4

Ok straight to the question. I have a database with lots and lots of categorical variable.

Sample database with a few variables as below

gender <- as.factor(sample( letters[6:7], 100, replace=TRUE, prob=c(0.2, 0.8) ))    
smoking <- as.factor(sample(c(0,1),size=100,replace=T,prob=c(0.6,0.4)))    
alcohol <- as.factor(sample(c(0,1),size=100,replace=T,prob=c(0.3,0.7)))    
htn <- as.factor(sample(c(0,1),size=100,replace=T,prob=c(0.2,0.8)))    
tertile <- as.factor(sample(c(1,2,3),size=100,replace=T,prob=c(0.3,0.3,0.4)))    
df <- as.data.frame(cbind(gender,smoking,alcohol,htn,tertile))

I want to test the hypothesis, using a chi square test, that there is a difference in the portion of smokers, alcohol use, hypertension (htn) etc by tertile (3 factors). I then want to extract the p values for each variable.

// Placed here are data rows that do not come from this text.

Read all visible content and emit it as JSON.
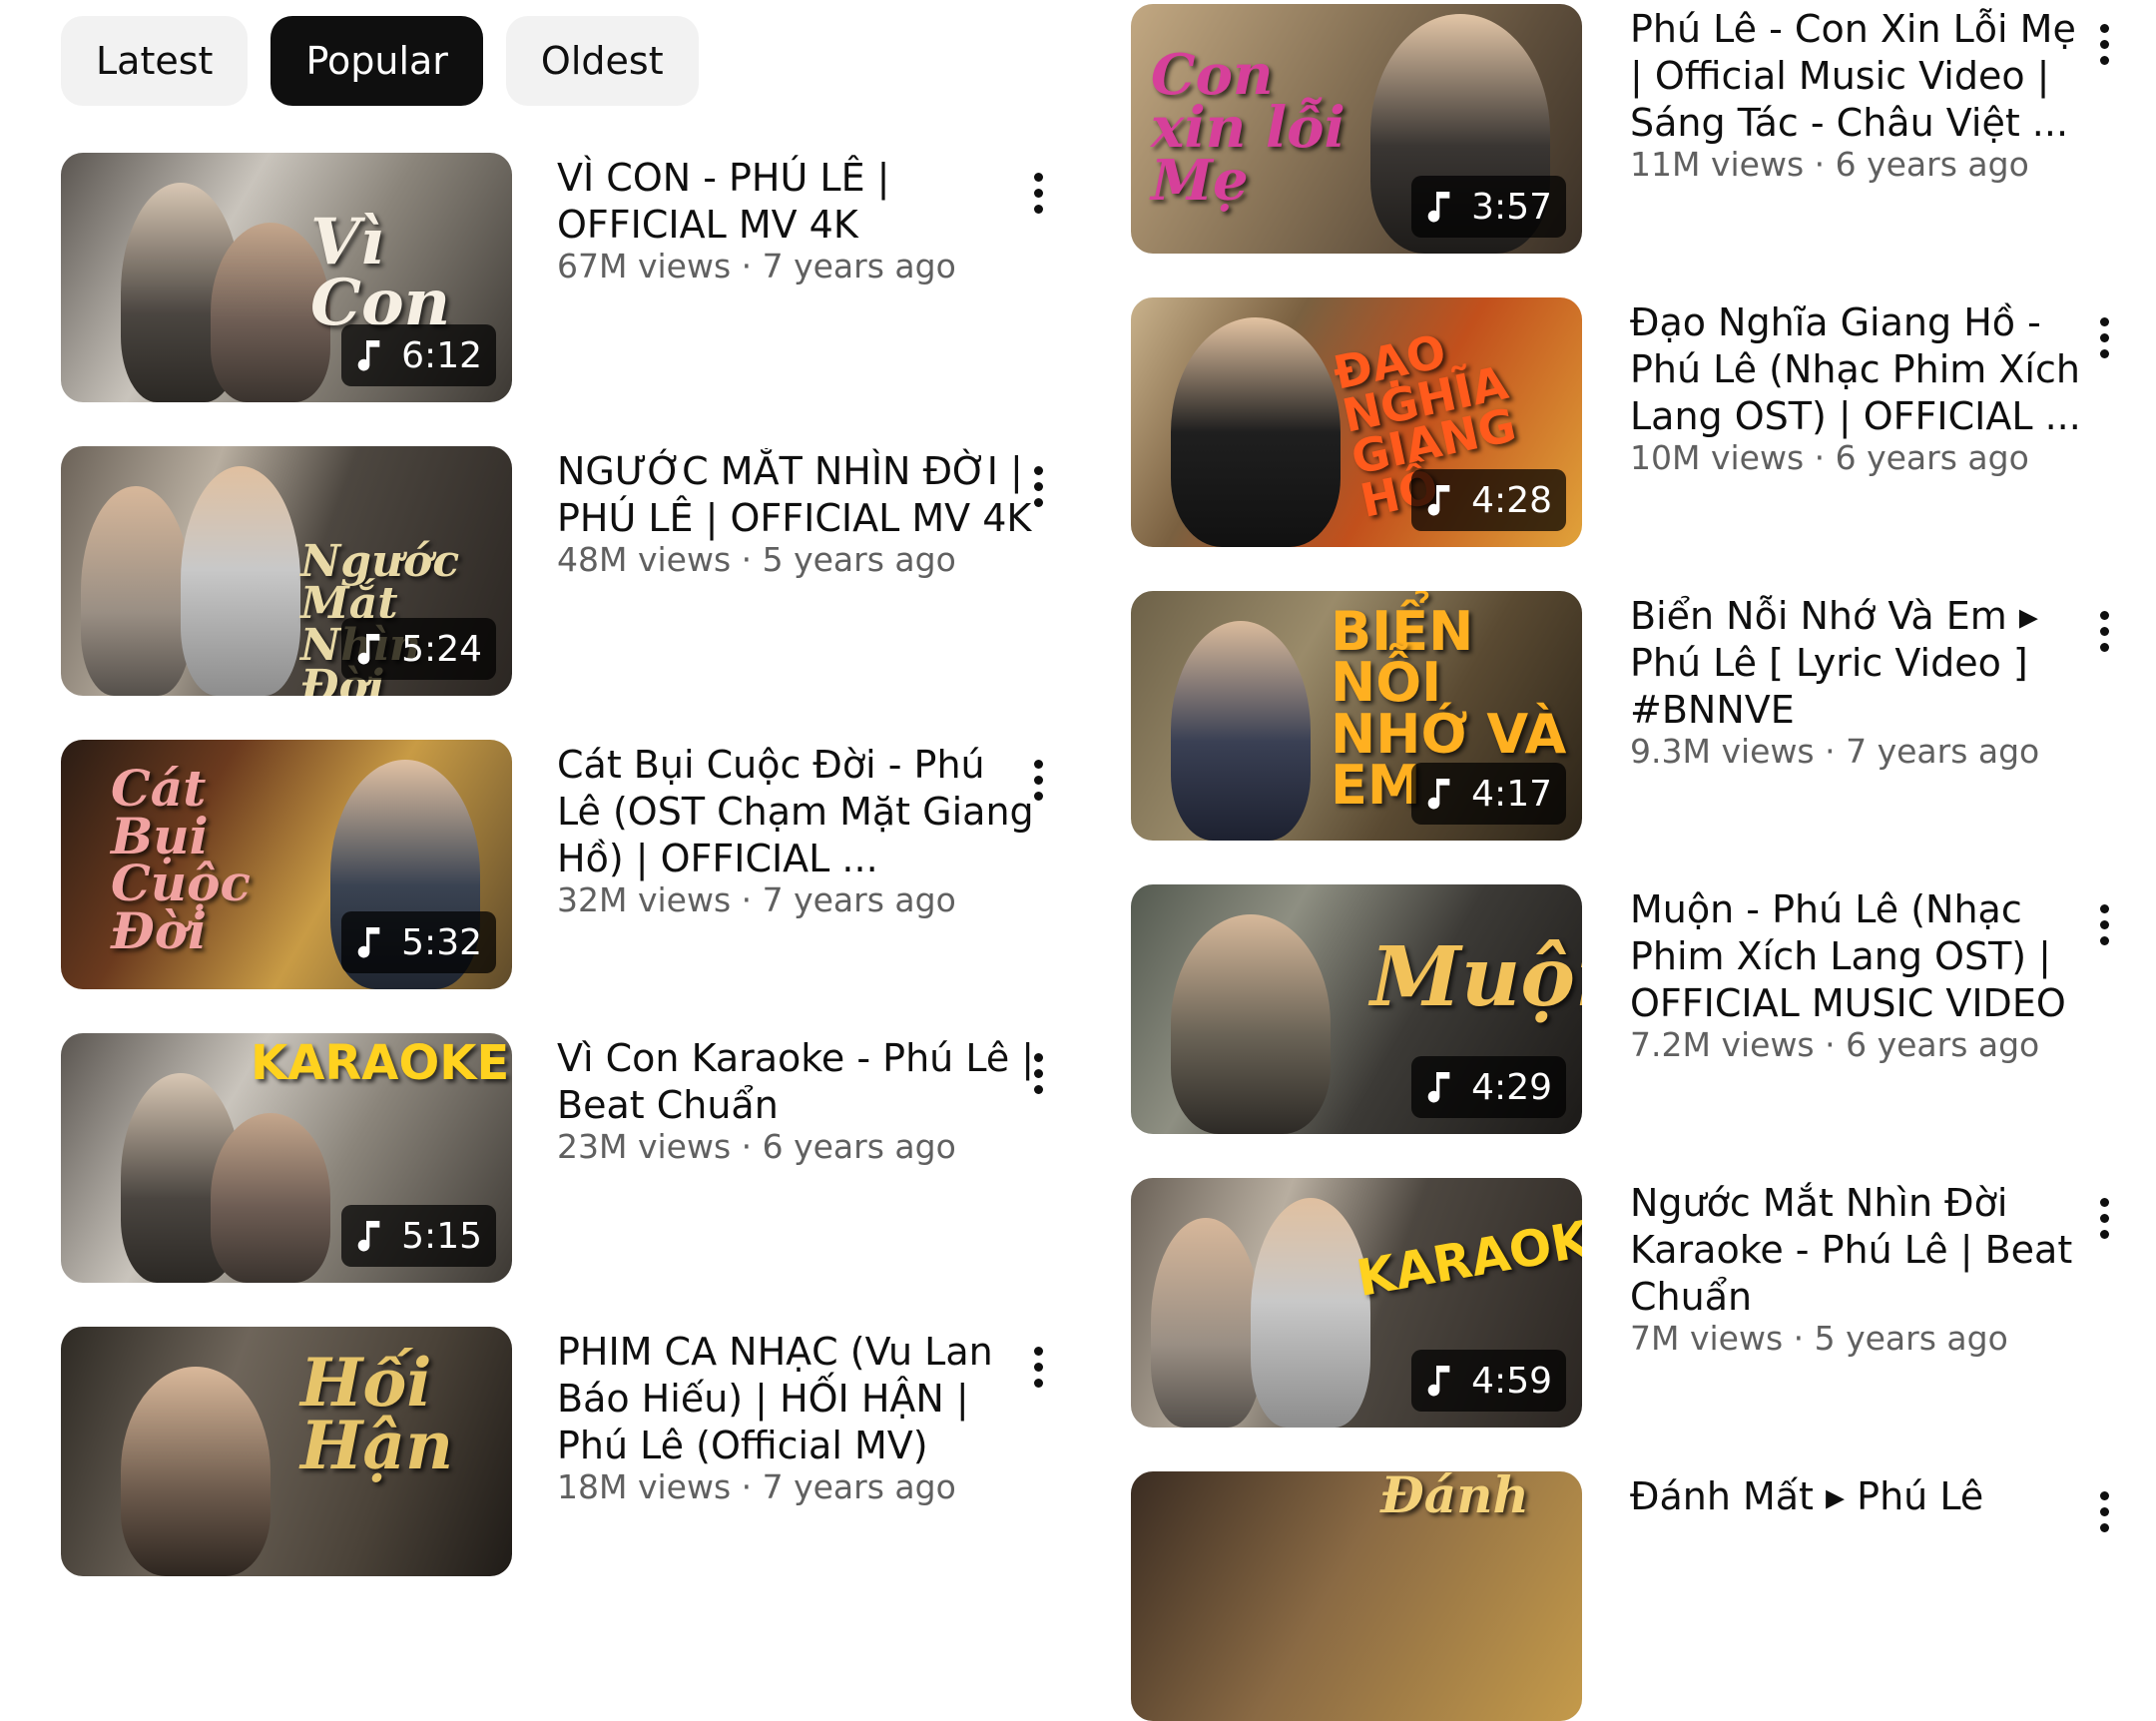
{
  "filters": {
    "chips": [
      {
        "label": "Latest",
        "active": false
      },
      {
        "label": "Popular",
        "active": true
      },
      {
        "label": "Oldest",
        "active": false
      }
    ]
  },
  "left_videos": [
    {
      "title": "VÌ CON - PHÚ LÊ | OFFICIAL MV 4K",
      "stats": "67M views · 7 years ago",
      "duration": "6:12",
      "thumb_text": "Vì Con"
    },
    {
      "title": "NGƯỚC MẮT NHÌN ĐỜI | PHÚ LÊ | OFFICIAL MV 4K",
      "stats": "48M views · 5 years ago",
      "duration": "5:24",
      "thumb_text": "Ngước Mắt Nhìn Đời"
    },
    {
      "title": "Cát Bụi Cuộc Đời - Phú Lê (OST Chạm Mặt Giang Hồ) | OFFICIAL ...",
      "stats": "32M views · 7 years ago",
      "duration": "5:32",
      "thumb_text": "Cát Bụi Cuộc Đời"
    },
    {
      "title": "Vì Con Karaoke - Phú Lê | Beat Chuẩn",
      "stats": "23M views · 6 years ago",
      "duration": "5:15",
      "thumb_text": "KARAOKE"
    },
    {
      "title": "PHIM CA NHẠC (Vu Lan Báo Hiếu) | HỐI HẬN | Phú Lê (Official MV)",
      "stats": "18M views · 7 years ago",
      "duration": "",
      "thumb_text": "Hối Hận"
    }
  ],
  "right_videos": [
    {
      "title": "Phú Lê - Con Xin Lỗi Mẹ | Official Music Video | Sáng Tác - Châu Việt ...",
      "stats": "11M views · 6 years ago",
      "duration": "3:57",
      "thumb_text": "Con xin lỗi Mẹ"
    },
    {
      "title": "Đạo Nghĩa Giang Hồ - Phú Lê (Nhạc Phim Xích Lang OST) | OFFICIAL ...",
      "stats": "10M views · 6 years ago",
      "duration": "4:28",
      "thumb_text": "ĐẠO NGHĨA GIANG HỒ"
    },
    {
      "title": "Biển Nỗi Nhớ Và Em ▸ Phú Lê [ Lyric Video ] #BNNVE",
      "stats": "9.3M views · 7 years ago",
      "duration": "4:17",
      "thumb_text": "BIỂN NỖI NHỚ VÀ EM"
    },
    {
      "title": "Muộn - Phú Lê (Nhạc Phim Xích Lang OST) | OFFICIAL MUSIC VIDEO",
      "stats": "7.2M views · 6 years ago",
      "duration": "4:29",
      "thumb_text": "Muộn"
    },
    {
      "title": "Ngước Mắt Nhìn Đời Karaoke - Phú Lê | Beat Chuẩn",
      "stats": "7M views · 5 years ago",
      "duration": "4:59",
      "thumb_text": "KARAOKE"
    },
    {
      "title": "Đánh Mất ▸ Phú Lê",
      "stats": "",
      "duration": "",
      "thumb_text": "Đánh"
    }
  ],
  "icons": {
    "duration": "music-note-icon",
    "more": "more-vert-icon"
  },
  "colors": {
    "active_chip": "#0f0f0f",
    "chip": "#f2f2f2",
    "secondary_text": "#606060"
  }
}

Now i know i can test each individual variable using a 2 by 3 cross tabulation but is there a more efficient code to derive the test statistic and p-value across all variables in one go and extract the p value across each variable

Thanks in advance

Anoop

user3919790
  • 557
  • 1
  • 4
  • 10
  • 1
    Exactly what type of statistical test do you want to perform here? Knowing that should help us tell you how to implement it. There are many, many ways to complete p-values depending on the test you want to use (and some are more statistically appropriate than others). If you you're not sure which test you ought to perform, you may wish to seek statistical advice on [stats.se] first. – MrFlick Sep 29 '14 at 19:33
  • Hi there, sorry for the lack of clarification. Its a chi square test. Have updated the question. – user3919790 Sep 29 '14 at 21:01
  • So you want 4 different 2-way chi squares test p-values in this example? – MrFlick Sep 29 '14 at 21:16
  • yes exactly but rather than running the test four times, is there a way to loop the code so that R does it automatically across all the categorical variables? – user3919790 Sep 29 '14 at 21:24

2 Answers2

3

If you want to do all the comparisons in one statement, you can do

mapply(function(x, y) chisq.test(x, y)$p.value, df[, -5], MoreArgs=list(df[,5]))
#    gender   smoking   alcohol       htn 
# 0.4967724 0.8251178 0.5008898 0.3775083 

Of course doing tests this way is somewhat statistically inefficient since you are doing multiple tests here so some correction is required to maintain an appropriate type 1 error rate.

MrFlick
  • 195,160
  • 17
  • 277
  • 295
  • "some correction is required to maintain an appropriate type 1 error rate." - could one divide the alpha level by the number of tests performed in order to mitigate this issue? – orrymr Feb 22 '19 at 11:55
  • 1
    @orrymr That’s called a Bonferroni correction. It is pretty common but it is also very conservative. You can google it to find out more. – MrFlick Feb 22 '19 at 14:48
1

You can run the following code chunk if you want to get the test result in details:

lapply(df[,-5], function(x) chisq.test(table(x,df$tertile), simulate.p.value = TRUE))

You can get just p-values:

lapply(df[,-5], function(x) chisq.test(table(x,df$tertile), simulate.p.value = TRUE)$p.value)

This is to get the p-values in the data frame:

data.frame(lapply(df[,-5], function(x) chisq.test(table(x,df$tertile), simulate.p.value = TRUE)$p.value))

Thanks to RPub for inspiring. http://www.rpubs.com/kaz_yos/1204

Mehmet Yildirim
  • 471
  • 1
  • 4
  • 17